Tefekkür edilirse; kâinâtın sonsuzluğuna nisbetle, insan bir hiç mesâbesindedir. Ancak, nefs taşıyan insan için bunu idrâk edebilmek hiç de kolay bir mesele değildir. Bu cümleden olarak; kâmil insan odur ki, bu keyfiyetle hâllenebilsin. «Altın Silsile»den Es‘ad Erbilî -kuddise sirruhû- Hazretleri’nin tevâzu ve mahviyet hâli ile alâkalı bir hâtıra şöyledir: 

 

“Bir müderris efendi, intisâb etmek niyeti ile Es‘ad Efendi Hazretleri’ne gelip; 

 

«–Zamanımızın en büyük kutbu sizmişsiniz; sizden mânevî ders almak istiyorum.» der. Fevkalâde mahcup olan Es‘ad Efendi Hazretleri şöyle cevap verir: 

 

«–Estağfirullah Hocaefendi, siz ilim erbâbısınız. Bu ümmetin en büyüğüne (Hazret-i Ebûbekir -radıyallâhu anh-’a) bile îmanla ölme garantisi verilmemişken, bu âcizin son nefeste durumu ne ola ki… Nerde kaldı şeyhliğimiz; kutupluğumuz? Oturup hâlimize, âkıbetimize ağlayalım.» der ve cevaptan etkilenen Müderris Efendi ile beraber bir süre ağlarlar.”5 

 

Kelâm-ı kibarda hayatın gayesi, ilâhî murâda atfen; «Kesb-i kemâl edip, seyr-i Cemâl’e ermek» olarak tebârüz ettirilir. 

 

Musa Efendi -kuddise sirruhû- Hazretleri, ibâdetin keyfiyeti ile alâkalı olarak; 

 

İbâdet insanı cennete götürür; tâzimle yapılan ibâdet ise insanı Allâh’a götürür.” buyurur, ibâdetin feyz ve bereketini çoğu zaman tâzîme bağlardı.6 İlim ve teknolojideki büyük gelişmelere rağmen, dünya hızla bir câhiliyye karanlığına gömülüyor; «hevâsını ilâh edinen» muhterisler elinde gittikçe daha yaşanamaz bir hâle getiriliyor.

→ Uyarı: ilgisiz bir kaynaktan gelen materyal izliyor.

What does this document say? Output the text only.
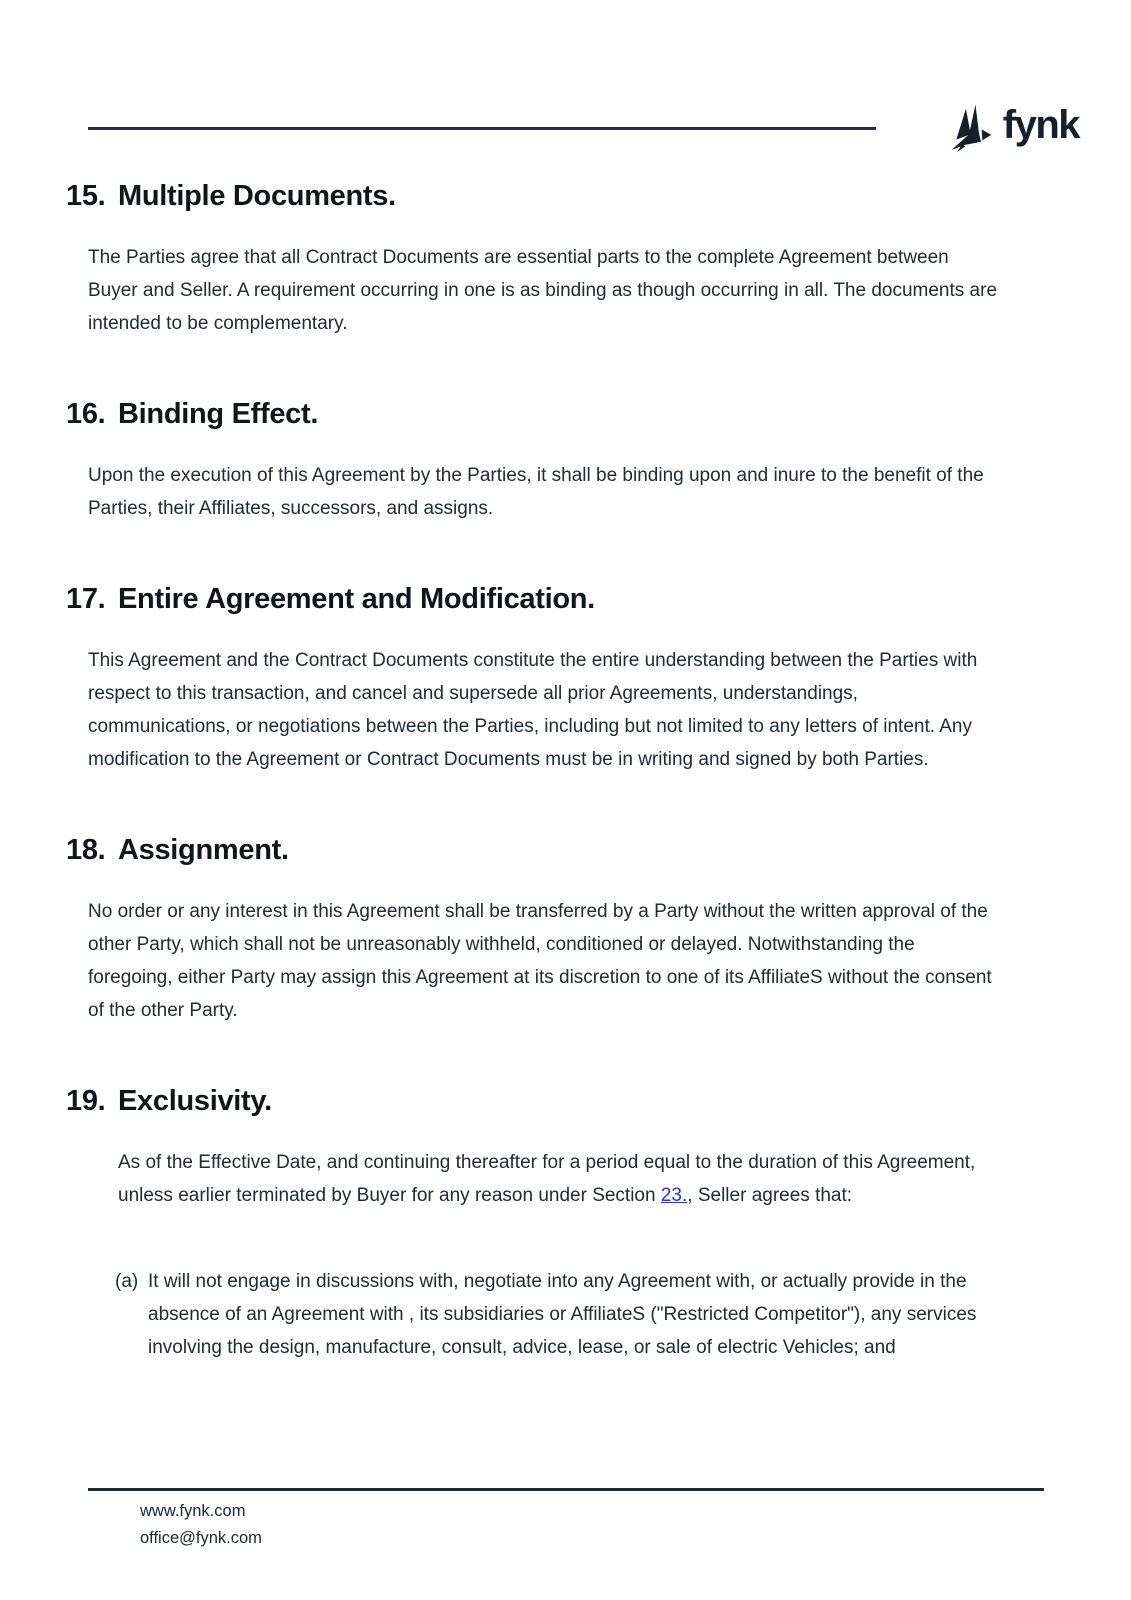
fynk
15. Multiple Documents.

The Parties agree that all Contract Documents are essential parts to the complete Agreement between Buyer and Seller. A requirement occurring in one is as binding as though occurring in all. The documents are intended to be complementary.

16. Binding Effect.

Upon the execution of this Agreement by the Parties, it shall be binding upon and inure to the benefit of the Parties, their Affiliates, successors, and assigns.

17. Entire Agreement and Modification.

This Agreement and the Contract Documents constitute the entire understanding between the Parties with respect to this transaction, and cancel and supersede all prior Agreements, understandings, communications, or negotiations between the Parties, including but not limited to any letters of intent. Any modification to the Agreement or Contract Documents must be in writing and signed by both Parties.

18. Assignment.

No order or any interest in this Agreement shall be transferred by a Party without the written approval of the other Party, which shall not be unreasonably withheld, conditioned or delayed. Notwithstanding the foregoing, either Party may assign this Agreement at its discretion to one of its AffiliateS without the consent of the other Party.

19. Exclusivity.

As of the Effective Date, and continuing thereafter for a period equal to the duration of this Agreement, unless earlier terminated by Buyer for any reason under Section 23., Seller agrees that:

(a) It will not engage in discussions with, negotiate into any Agreement with, or actually provide in the absence of an Agreement with , its subsidiaries or AffiliateS ("Restricted Competitor"), any services involving the design, manufacture, consult, advice, lease, or sale of electric Vehicles; and
www.fynk.com
office@fynk.com
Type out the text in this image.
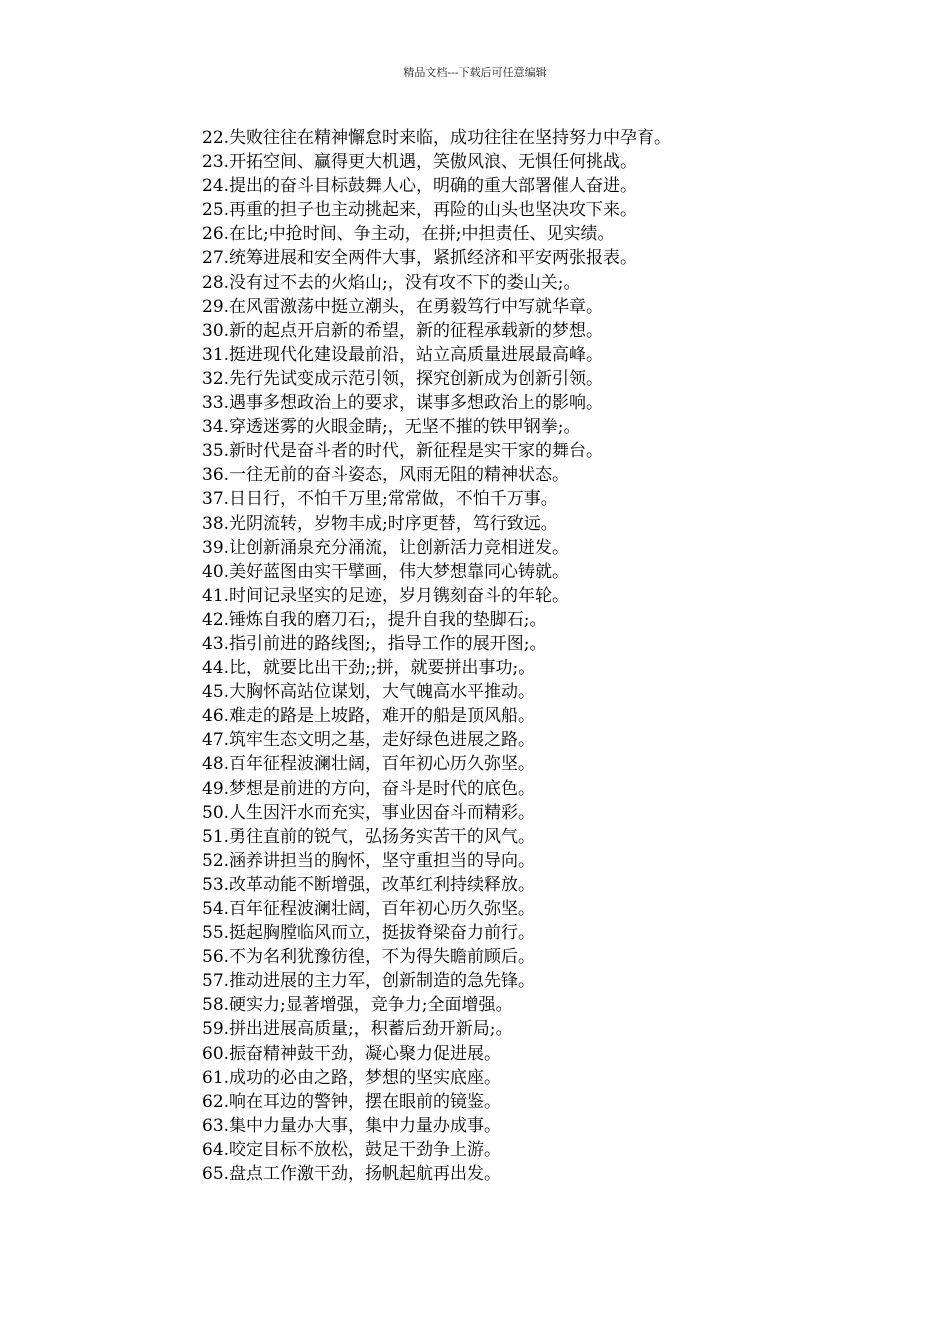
精品文档---下载后可任意编辑
22.失败往往在精神懈怠时来临，成功往往在坚持努力中孕育。
23.开拓空间、赢得更大机遇，笑傲风浪、无惧任何挑战。
24.提出的奋斗目标鼓舞人心，明确的重大部署催人奋进。
25.再重的担子也主动挑起来，再险的山头也坚决攻下来。
26.在比;中抢时间、争主动，在拼;中担责任、见实绩。
27.统筹进展和安全两件大事，紧抓经济和平安两张报表。
28.没有过不去的火焰山;，没有攻不下的娄山关;。
29.在风雷激荡中挺立潮头，在勇毅笃行中写就华章。
30.新的起点开启新的希望，新的征程承载新的梦想。
31.挺进现代化建设最前沿，站立高质量进展最高峰。
32.先行先试变成示范引领，探究创新成为创新引领。
33.遇事多想政治上的要求，谋事多想政治上的影响。
34.穿透迷雾的火眼金睛;，无坚不摧的铁甲钢拳;。
35.新时代是奋斗者的时代，新征程是实干家的舞台。
36.一往无前的奋斗姿态，风雨无阻的精神状态。
37.日日行，不怕千万里;常常做，不怕千万事。
38.光阴流转，岁物丰成;时序更替，笃行致远。
39.让创新涌泉充分涌流，让创新活力竞相迸发。
40.美好蓝图由实干擘画，伟大梦想靠同心铸就。
41.时间记录坚实的足迹，岁月镌刻奋斗的年轮。
42.锤炼自我的磨刀石;，提升自我的垫脚石;。
43.指引前进的路线图;，指导工作的展开图;。
44.比，就要比出干劲;;拼，就要拼出事功;。
45.大胸怀高站位谋划，大气魄高水平推动。
46.难走的路是上坡路，难开的船是顶风船。
47.筑牢生态文明之基，走好绿色进展之路。
48.百年征程波澜壮阔，百年初心历久弥坚。
49.梦想是前进的方向，奋斗是时代的底色。
50.人生因汗水而充实，事业因奋斗而精彩。
51.勇往直前的锐气，弘扬务实苦干的风气。
52.涵养讲担当的胸怀，坚守重担当的导向。
53.改革动能不断增强，改革红利持续释放。
54.百年征程波澜壮阔，百年初心历久弥坚。
55.挺起胸膛临风而立，挺拔脊梁奋力前行。
56.不为名利犹豫彷徨，不为得失瞻前顾后。
57.推动进展的主力军，创新制造的急先锋。
58.硬实力;显著增强，竞争力;全面增强。
59.拼出进展高质量;，积蓄后劲开新局;。
60.振奋精神鼓干劲，凝心聚力促进展。
61.成功的必由之路，梦想的坚实底座。
62.响在耳边的警钟，摆在眼前的镜鉴。
63.集中力量办大事，集中力量办成事。
64.咬定目标不放松，鼓足干劲争上游。
65.盘点工作激干劲，扬帆起航再出发。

Zâlimlerin cenderesinde kıvranan insanlık, rûhâniyetin huzura kavuşacağı rahmet iklimine muhtaç. 

 

“Kâmil insan modelinin iki fârik vasfı vardır. Tâzîm li-emrillâh, yani Allâh’ın bütün emirlerini büyük bir huşû, vecd ve istiğrak hâlinde îfâ edebilmek; şefkat alâ halkillâh, yani Allâh’ın bütün mahlûkatına merhamet ve şefkat göstermek.”7’tir ki; rahmet iklimi, ancak tasavvuf yolunun bir îcâbı olan bu esasla hayat bulabilir. 

 

___________________

 

1 Osman Nûri TOPBAŞ, Tasavvuf, Erkam Yay. No. 165, s. 13, 16.

Osman Nûri TOPBAŞ, A.g.e., s. 27.

Osman Nûri TOPBAŞ, Altınoluk Dergisi, sa. 358.

Sâdık Dânâ, Altınoluk Sohbetleri, V, 76.

Ethem CEBECİOĞLU, Allah Dostları 7, Muhammed Es‘ad Erbilî, s. 51-2.

Osman Nûri TOPBAŞ, Altın Silsile, Altınoluk yay. 14, s. 564.

7 Osman Nûri TOPBAŞ, 40 Soru 40 Cevap, Erkam Yay.